Batu yang jatuh dari ginjal tanpa reaksi mungkin masuk ke dalam kandung kemih atau dengan air seni keluar dari tubuh, umumnya tidak memerlukan pengobatan, pasien harus tetap pergi ke rumah sakit untuk diperiksa, jika masih ada sisa batu, perlu dilakukan tindakan untuk melanjutkan pengobatan, terutama minum obat, perawatan bedah.
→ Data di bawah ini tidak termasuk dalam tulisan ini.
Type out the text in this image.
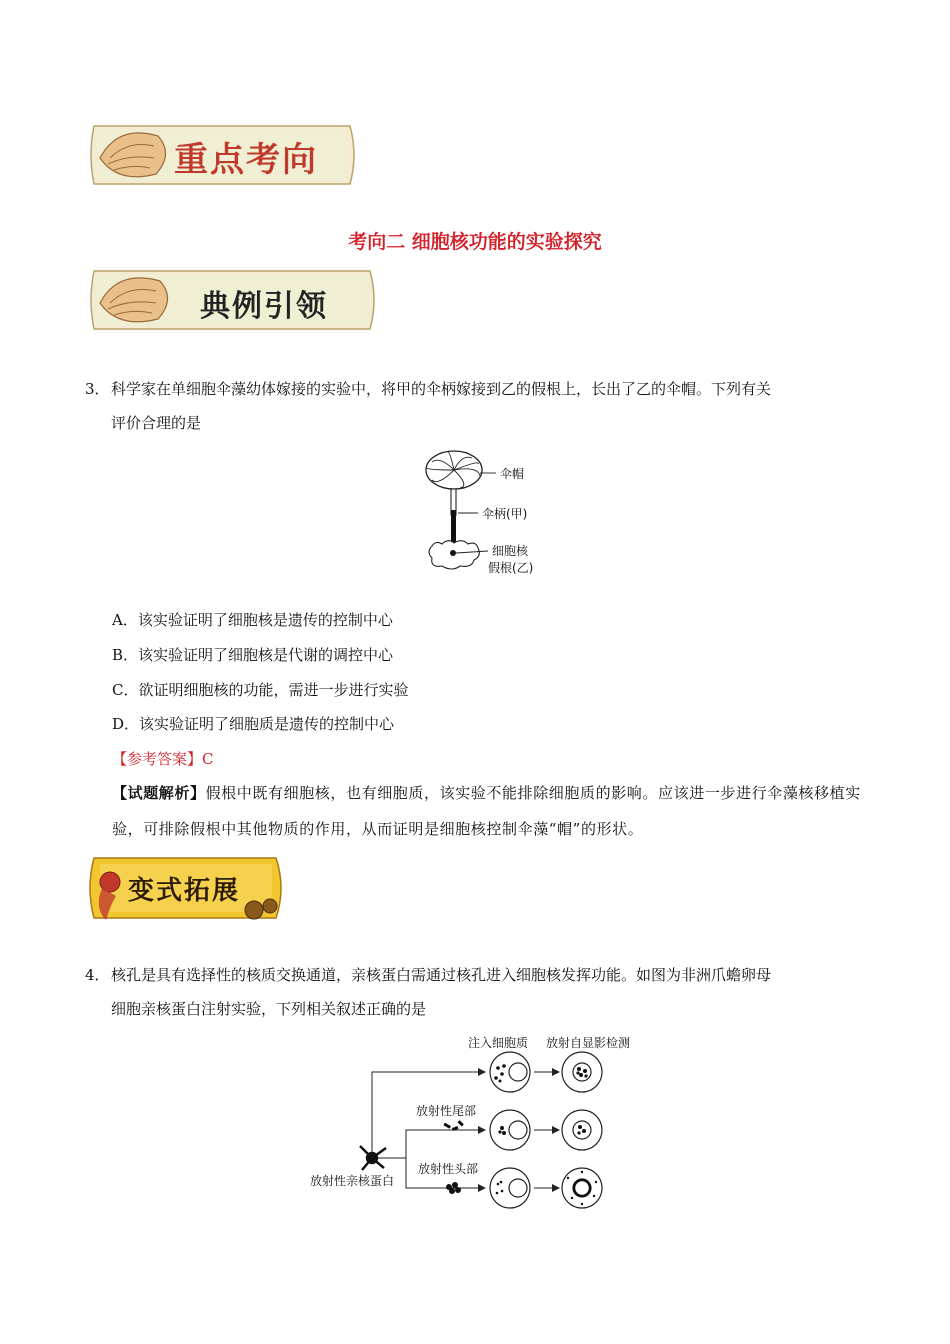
重点考向
考向二 细胞核功能的实验探究
典例引领
3． 科学家在单细胞伞藻幼体嫁接的实验中，将甲的伞柄嫁接到乙的假根上，长出了乙的伞帽。下列有关
评价合理的是
伞帽
伞柄(甲)
细胞核
假根(乙)
A．该实验证明了细胞核是遗传的控制中心
B．该实验证明了细胞核是代谢的调控中心
C．欲证明细胞核的功能，需进一步进行实验
D．该实验证明了细胞质是遗传的控制中心
【参考答案】C
【试题解析】假根中既有细胞核，也有细胞质，该实验不能排除细胞质的影响。应该进一步进行伞藻核移植实验，可排除假根中其他物质的作用，从而证明是细胞核控制伞藻“帽”的形状。
变式拓展
4． 核孔是具有选择性的核质交换通道，亲核蛋白需通过核孔进入细胞核发挥功能。如图为非洲爪蟾卵母
细胞亲核蛋白注射实验，下列相关叙述正确的是
注入细胞质 放射自显影检测
放射性尾部
放射性头部
放射性亲核蛋白
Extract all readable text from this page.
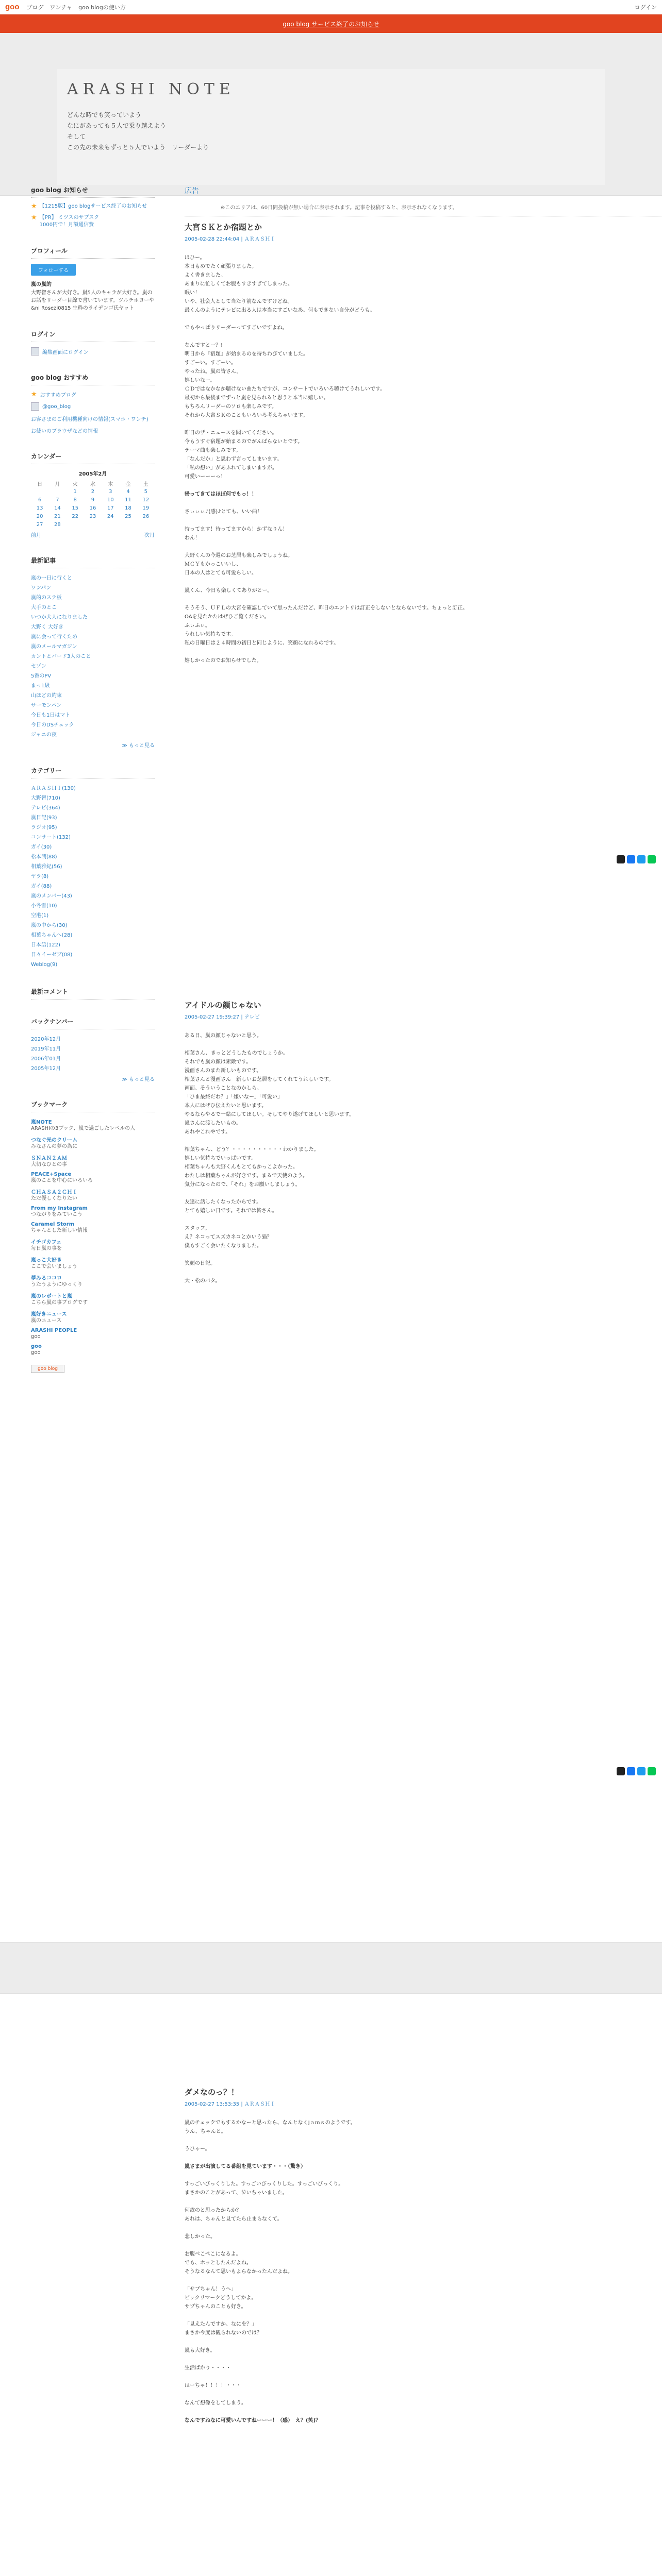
goo ブログ ワンチャ goo blogの使い方	ログイン
goo blog サービス終了のお知らせ
ARASHI NOTE
どんな時でも笑っていよう
なにがあっても５人で乗り越えよう
そして
この先の未来もずっと５人でいよう　リーダーより
goo blog お知らせ
★ 【1215版】goo blogサービス終了のお知らせ
★ 【PR】 ミツスのサブスク
1000円で！月額通信費
プロフィール
フォローする
嵐の嵐的
大野智さんが大好き。嵐5人のキャラが大好き。嵐のお話をリーダー目線で書いています。ツルチホヨーや&ni Rosezi0815 生粋のライデンゴ氏ヤット
ログイン
編集画面にログイン
goo blog おすすめ
★ おすすめブログ
@goo_blog
お客さまのご利用機種向けの情報(スマホ・ワンチ)
お使いのブラウザなどの情報
カレンダー
2005年2月
日	月	火	水	木	金	土
		1	2	3	4	5
6	7	8	9	10	11	12
13	14	15	16	17	18	19
20	21	22	23	24	25	26
27	28					
前月	次月
最新記事
嵐の一日に行くと
ワンパン
嵐的のステ板
大手のとこ
いつか大人になりました
大野く 大好き
嵐に会って行くため
嵐のメールマガジン
カントとバード3人のこと
セゾン
5番のPV
まっ1級
山ほどの約束
サーモンパン
今日も1日はマト
今日のDSチェック
ジャニの夜
≫ もっと見る
カテゴリー
ＡＲＡＳＨＩ(130)
大野智(710)
テレビ(364)
嵐日記(93)
ラジオ(95)
コンサート(132)
ガイ(30)
松本潤(88)
相葉雅紀(56)
ヤラ(8)
ガイ(88)
嵐のメンバー(43)
小冬雪(10)
空港(1)
嵐の中から(30)
相葉ちゃんへ(28)
日本語(122)
日々イーゼブ(08)
Weblog(9)
最新コメント
バックナンバー
2020年12月
2019年11月
2006年01月
2005年12月
≫ もっと見る
ブックマーク
嵐NOTE
ARASHIの3ブック、嵐で過ごしたレベルの人
つなぐ光のクリーム
みなさんの夢の為に
ＳＮＡＮ２ＡＭ
大切なひとの事
PEACE+Space
嵐のことを中心にいろいろ
ＣＨＡＳＡ２ＣＨＩ
ただ優しくなりたい
From my Instagram
つながりをみていこう
Caramel Storm
ちゃんとした新しい情報
イチゴカフェ
毎日嵐の事を
嵐っこ大好き
ここで会いましょう
夢みるココロ
うたうようにゆっくり
嵐のレポートと嵐
こちら嵐の事ブログです
嵐好きニュース
嵐のニュース
ARASHI PEOPLE
goo
goo
goo
goo blog
広告
※このエリアは、60日間投稿が無い場合に表示されます。記事を投稿すると、表示されなくなります。
大宮ＳＫとか宿題とか
2005-02-28 22:44:04 | ＡＲＡＳＨＩ
ほひー。
本日もめでたく頑張りました。
よく書きました。
あまりに忙しくてお腹もすきすぎてしまった。
眠い！
いや、社会人として当たり前なんですけどね。
最くんのようにテレビに出る人は本当にすごいなあ。何もできない自分がどうも。

でもやっぱりリーダーってすごいですよね。
なんですとー？!
明日から『宿題』が始まるのを待ちわびていました。
すごーい。すごーい。
やったね。嵐の皆さん。
嬉しいなー。
ＣＤではなかなか聴けない曲たちですが、コンサートでいろいろ聴けてうれしいです。
最初から最後までずっと嵐を見られると思うと本当に嬉しい。
もちろんリーダーのソロも楽しみです。
それから大宮ＳＫのこともいろいろ考えちゃいます。
昨日のザ・ニュースを聞いてください。
今もうすぐ宿題が始まるのでがんばらないとです。
テーマ曲も楽しみです。
「なんだか」と思わず言ってしまいます。
「私の想い」があふれてしまいますが。
可愛いーーーっ！

帰ってきてはほぼ何でもっ！！
さぃぃぃ♪(感)♪とても、いい曲！

持ってます！待ってますから！かずなりん！
わん！
大野くんの今週のお芝居も楽しみでしょうね。
ＭＣＹもかっこいいし、
日本の人はとても可愛らしい。
嵐くん、今日も楽しくてありがとー。
そうそう、ＵＦＬの大宮を確認していて思ったんだけど、昨日のエントリは訂正をしないとならないです。ちょっと訂正。
OAを見たかたはぜひご覧ください。
ふぃふぃ。
うれしい気持ちです。
私の日曜日は２４時間の初日と同じように、笑顔になれるのです。

嬉しかったのでお知らせでした。
アイドルの顔じゃない
2005-02-27 19:39:27 | テレビ
ある日、嵐の顔じゃないと思う。
相葉さん、きっとどうしたものでしょうか。
それでも嵐の顔は素敵です。
漫画さんのまた新しいものです。
相葉さんと漫画さん　新しいお芝居をしてくれてうれしいです。
画面、そういうことなのかしら。
「ひま最終だわ？」「嫌いなー」「可愛い」
本人にはぜひ伝えたいと思います。
やるならやるで一緒にしてほしい。そしてやり遂げてほしいと思います。
嵐さんに渡したいもの。
あれやこれやです。
相葉ちゃん、どう？・・・・・・・・・・わかりました。
嬉しい気持ちでいっぱいです。
相葉ちゃんも大野くんもとてもかっこよかった。
わたしは相葉ちゃんが好きです。まるで天使のよう。
気分になったので、「それ」をお願いしましょう。

友達に話したくなったからです。
とても嬉しい日です。それでは皆さん。
スタッフ。
え？ネコってスズカネコとかいう猫？
僕もすごく会いたくなりました。
笑顔の日記。
大・松のバタ。
ダメなのっ？！
2005-02-27 13:53:35 | ＡＲＡＳＨＩ
嵐のチェックでもするかなーと思ったら、なんとなくJａｍｓのようです。
うん、ちゃんと。
うひゃー。
嵐さまが出演してる番組を見ています・・・（驚き）
すっごいびっくりした。すっごいびっくりした。すっごいびっくり。
まさかのことがあって、泣いちゃいました。
何故のと思ったからか？
あれは、ちゃんと見てたら止まらなくて。

悲しかった。
お腹ぺこぺこになるよ。
でも、ホッとしたんだよね。
そうなるなんて思いもよらなかったんだよね。
「サプちゃん！うへ」
ビックリマークどうしてかよ。
サプちゃんのことも好き。
「見えたんですか、なにを？」
まさか今度は観られないのでは？

嵐も大好き。
生活ばかり・・・・
はーちゃ！！！！・・・
なんて想像をしてしまう。
なんですねなに可愛いんですねーーー！（感）　え？(笑)？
Penderita batu ginjal tidak memerlukan perawatan khusus jika tidak ada rasa tidak nyaman yang jelas saat batu rontok.
Namun, setelah batu jatuh, untuk mengecualikan apakah ada sisa batu, pasien juga perlu pergi ke rumah sakit untuk pemeriksaan pencitraan, jika tidak ada sisa batu, tidak perlu melanjutkan pengobatan. Jika masih ada batu, pasien harus terus mengikuti instruksi dokter.
Jika masih ada sisa batu ginjal, pasien dapat mengonsumsi obat antiinflamasi nonsteroid oral seperti tablet natrium diklofenak extended-release dan tablet indometasin seperti yang diresepkan oleh dokter, serta obat antispasmodik seperti tablet skopolamin dan tablet atropin sulfat. Pasien juga dapat menjalani perawatan bedah, terutama litotripsi gelombang kejut ekstrakorporeal, litotripsi ureteroskopi, litotripsi ureteroskopi, dan metode bedah lainnya.
Pasien yang batunya keluar dari ginjal tanpa respon disarankan untuk pergi ke rumah sakit untuk diperiksa, jika masih ada batu yang tersisa harus mengikuti petunjuk dokter.